On Fri, Aug 07, 2009 at 02:57:56PM +0200, Arnold Krille wrote:
Hi,
On Friday 07 August 2009 14:54:30 James Stone wrote:
In the end, I tracked down my 14 minute xruns to
running the SBLive at
44100 instead of 48000.. I wonder if that would help with the OP problem?
Now, is this a bug with jack (v 0.116) or just a design problem with the
SBLive? I know the SBLive runs at 48000, and has to be resampled (or
something similar that I don't understand) to run at 44100, but surely
that shouldn't cause xruns.. The slow build of static before the xrun
now makes much more sense to me!
I think this could be the problem also for the OP! Nowadays many sound devices
just work with fixed 48000kHz and resample when opened with other rates...
That makes sense to me. The question I have now is: who or what is doing the resampling?
Is it the card, internally? Or ALSA? If it's ALSA doing the resampling, then the
problem is likely the driver for the card.

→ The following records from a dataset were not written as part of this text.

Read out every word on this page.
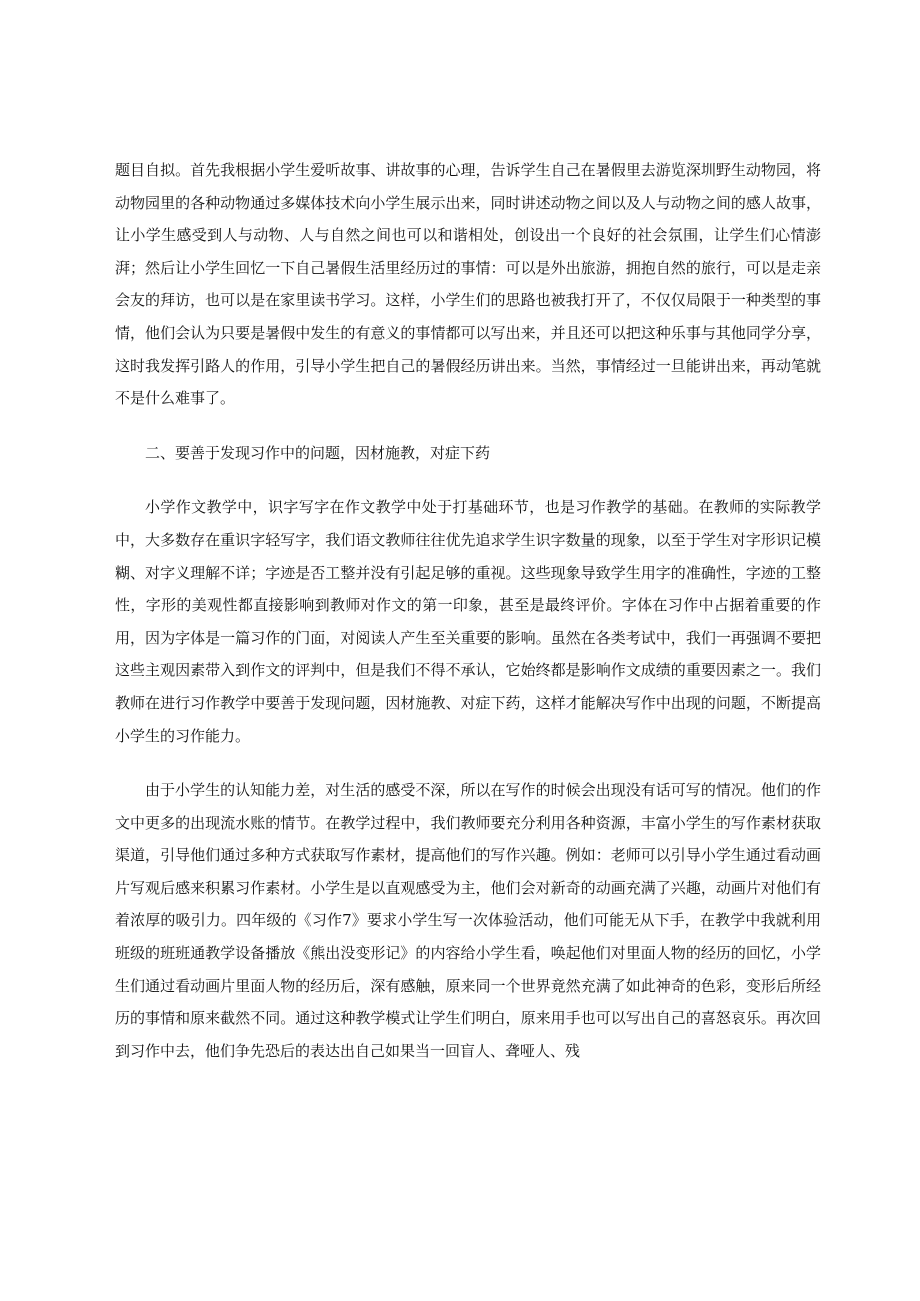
题目自拟。首先我根据小学生爱听故事、讲故事的心理，告诉学生自己在暑假里去游览深圳野生动物园，将动物园里的各种动物通过多媒体技术向小学生展示出来，同时讲述动物之间以及人与动物之间的感人故事，让小学生感受到人与动物、人与自然之间也可以和谐相处，创设出一个良好的社会氛围，让学生们心情澎湃；然后让小学生回忆一下自己暑假生活里经历过的事情：可以是外出旅游，拥抱自然的旅行，可以是走亲会友的拜访，也可以是在家里读书学习。这样，小学生们的思路也被我打开了，不仅仅局限于一种类型的事情，他们会认为只要是暑假中发生的有意义的事情都可以写出来，并且还可以把这种乐事与其他同学分享，这时我发挥引路人的作用，引导小学生把自己的暑假经历讲出来。当然，事情经过一旦能讲出来，再动笔就不是什么难事了。

二、要善于发现习作中的问题，因材施教，对症下药

小学作文教学中，识字写字在作文教学中处于打基础环节，也是习作教学的基础。在教师的实际教学中，大多数存在重识字轻写字，我们语文教师往往优先追求学生识字数量的现象，以至于学生对字形识记模糊、对字义理解不详；字迹是否工整并没有引起足够的重视。这些现象导致学生用字的准确性，字迹的工整性，字形的美观性都直接影响到教师对作文的第一印象，甚至是最终评价。字体在习作中占据着重要的作用，因为字体是一篇习作的门面，对阅读人产生至关重要的影响。虽然在各类考试中，我们一再强调不要把这些主观因素带入到作文的评判中，但是我们不得不承认，它始终都是影响作文成绩的重要因素之一。我们教师在进行习作教学中要善于发现问题，因材施教、对症下药，这样才能解决写作中出现的问题，不断提高小学生的习作能力。

由于小学生的认知能力差，对生活的感受不深，所以在写作的时候会出现没有话可写的情况。他们的作文中更多的出现流水账的情节。在教学过程中，我们教师要充分利用各种资源，丰富小学生的写作素材获取渠道，引导他们通过多种方式获取写作素材，提高他们的写作兴趣。例如：老师可以引导小学生通过看动画片写观后感来积累习作素材。小学生是以直观感受为主，他们会对新奇的动画充满了兴趣，动画片对他们有着浓厚的吸引力。四年级的《习作7》要求小学生写一次体验活动，他们可能无从下手，在教学中我就利用班级的班班通教学设备播放《熊出没变形记》的内容给小学生看，唤起他们对里面人物的经历的回忆，小学生们通过看动画片里面人物的经历后，深有感触，原来同一个世界竟然充满了如此神奇的色彩，变形后所经历的事情和原来截然不同。通过这种教学模式让学生们明白，原来用手也可以写出自己的喜怒哀乐。再次回到习作中去，他们争先恐后的表达出自己如果当一回盲人、聋哑人、残
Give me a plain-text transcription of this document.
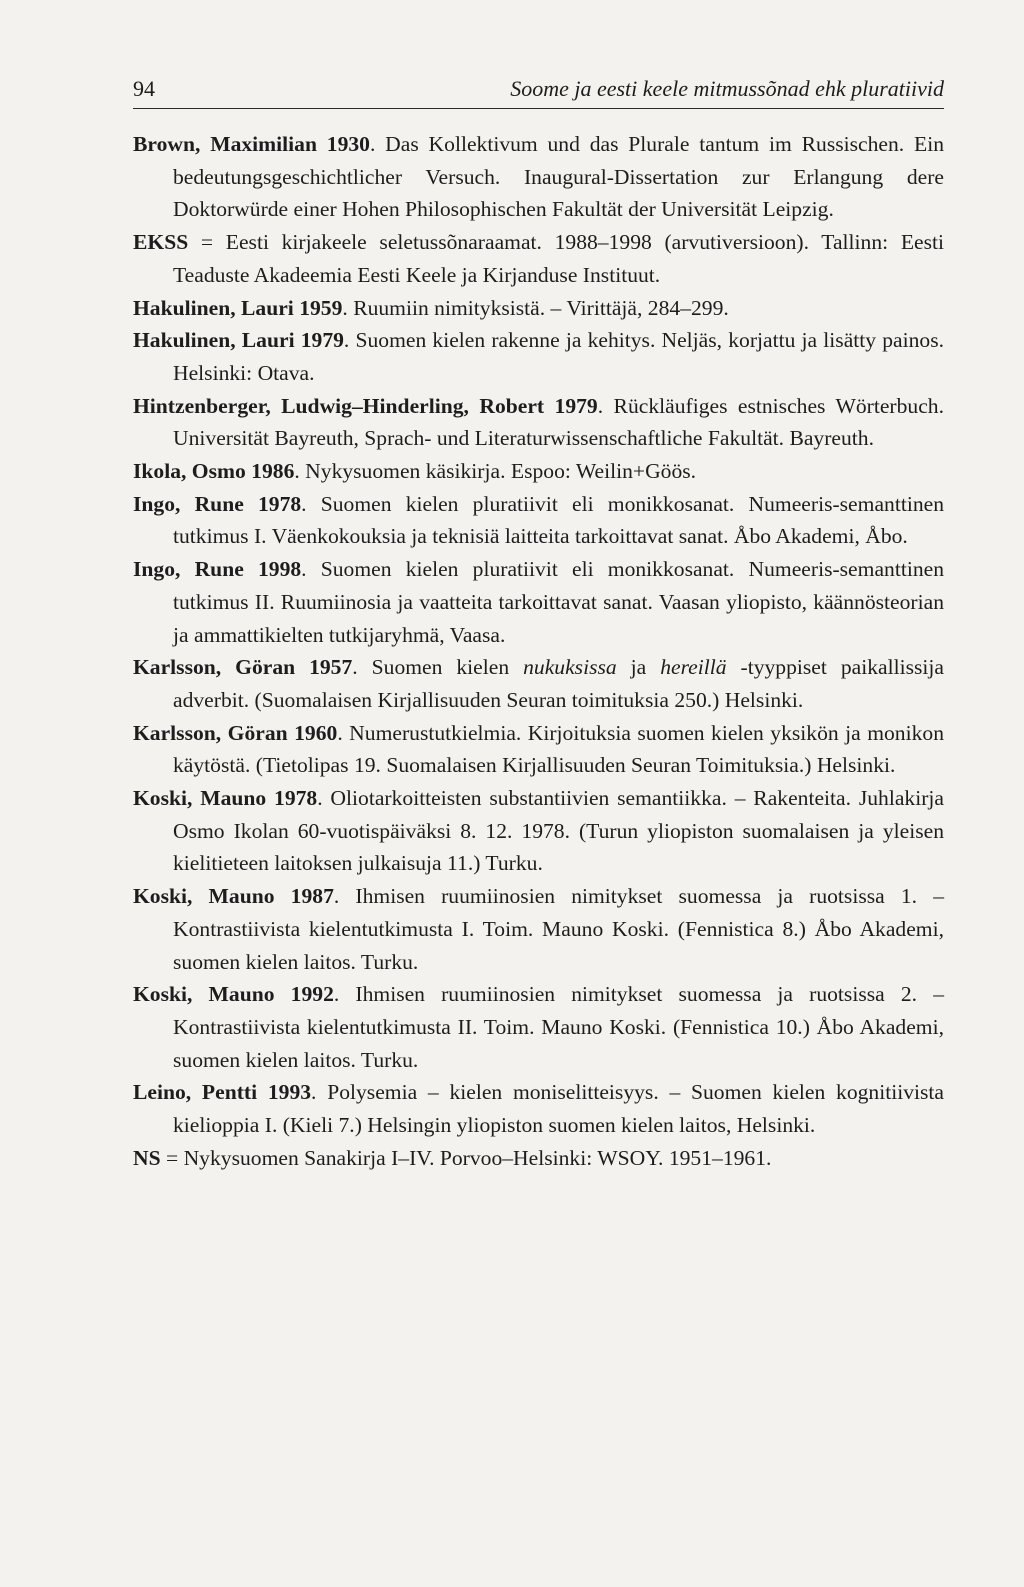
94	Soome ja eesti keele mitmussõnad ehk pluratiivid
Brown, Maximilian 1930. Das Kollektivum und das Plurale tantum im Russischen. Ein bedeutungsgeschichtlicher Versuch. Inaugural-Dissertation zur Erlangung dere Doktorwürde einer Hohen Philosophischen Fakultät der Universität Leipzig.
EKSS = Eesti kirjakeele seletussõnaraamat. 1988–1998 (arvutiversioon). Tallinn: Eesti Teaduste Akadeemia Eesti Keele ja Kirjanduse Instituut.
Hakulinen, Lauri 1959. Ruumiin nimityksistä. – Virittäjä, 284–299.
Hakulinen, Lauri 1979. Suomen kielen rakenne ja kehitys. Neljäs, korjattu ja lisätty painos. Helsinki: Otava.
Hintzenberger, Ludwig–Hinderling, Robert 1979. Rückläufiges estnisches Wörterbuch. Universität Bayreuth, Sprach- und Literaturwissenschaftliche Fakultät. Bayreuth.
Ikola, Osmo 1986. Nykysuomen käsikirja. Espoo: Weilin+Göös.
Ingo, Rune 1978. Suomen kielen pluratiivit eli monikkosanat. Numeeris-semanttinen tutkimus I. Väenkokouksia ja teknisiä laitteita tarkoittavat sanat. Åbo Akademi, Åbo.
Ingo, Rune 1998. Suomen kielen pluratiivit eli monikkosanat. Numeeris-semanttinen tutkimus II. Ruumiinosia ja vaatteita tarkoittavat sanat. Vaasan yliopisto, käännösteorian ja ammattikielten tutkijaryhmä, Vaasa.
Karlsson, Göran 1957. Suomen kielen nukuksissa ja hereillä -tyyppiset paikallissija adverbit. (Suomalaisen Kirjallisuuden Seuran toimituksia 250.) Helsinki.
Karlsson, Göran 1960. Numerustutkielmia. Kirjoituksia suomen kielen yksikön ja monikon käytöstä. (Tietolipas 19. Suomalaisen Kirjallisuuden Seuran Toimituksia.) Helsinki.
Koski, Mauno 1978. Oliotarkoitteisten substantiivien semantiikka. – Rakenteita. Juhlakirja Osmo Ikolan 60-vuotispäiväksi 8. 12. 1978. (Turun yliopiston suomalaisen ja yleisen kielitieteen laitoksen julkaisuja 11.) Turku.
Koski, Mauno 1987. Ihmisen ruumiinosien nimitykset suomessa ja ruotsissa 1. – Kontrastiivista kielentutkimusta I. Toim. Mauno Koski. (Fennistica 8.) Åbo Akademi, suomen kielen laitos. Turku.
Koski, Mauno 1992. Ihmisen ruumiinosien nimitykset suomessa ja ruotsissa 2. – Kontrastiivista kielentutkimusta II. Toim. Mauno Koski. (Fennistica 10.) Åbo Akademi, suomen kielen laitos. Turku.
Leino, Pentti 1993. Polysemia – kielen moniselitteisyys. – Suomen kielen kognitiivista kielioppia I. (Kieli 7.) Helsingin yliopiston suomen kielen laitos, Helsinki.
NS = Nykysuomen Sanakirja I–IV. Porvoo–Helsinki: WSOY. 1951–1961.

Wherever it is, either ALSA driver or the card's firmware or hardware, it may be a
32-bit or 16-bit overflow. When audio cards are running in normal mode, they just sit
there most of the time unless you give them audio. But with JACK running, the card is
constantly being fed something (zeroes? I haven't looked to find out what exactly) all
the time. You'll notice your interrupt counter going up and up when JACK is running,
even if no sound is coming out, for instance.
So my guess is that, every 14 minutes, enough frames are pumped to the card for that
int/long/whatever to overflow. The strange sounds might be as it gets close to that
overflow point.
Total wild guess here, but that's where I'd think of looking.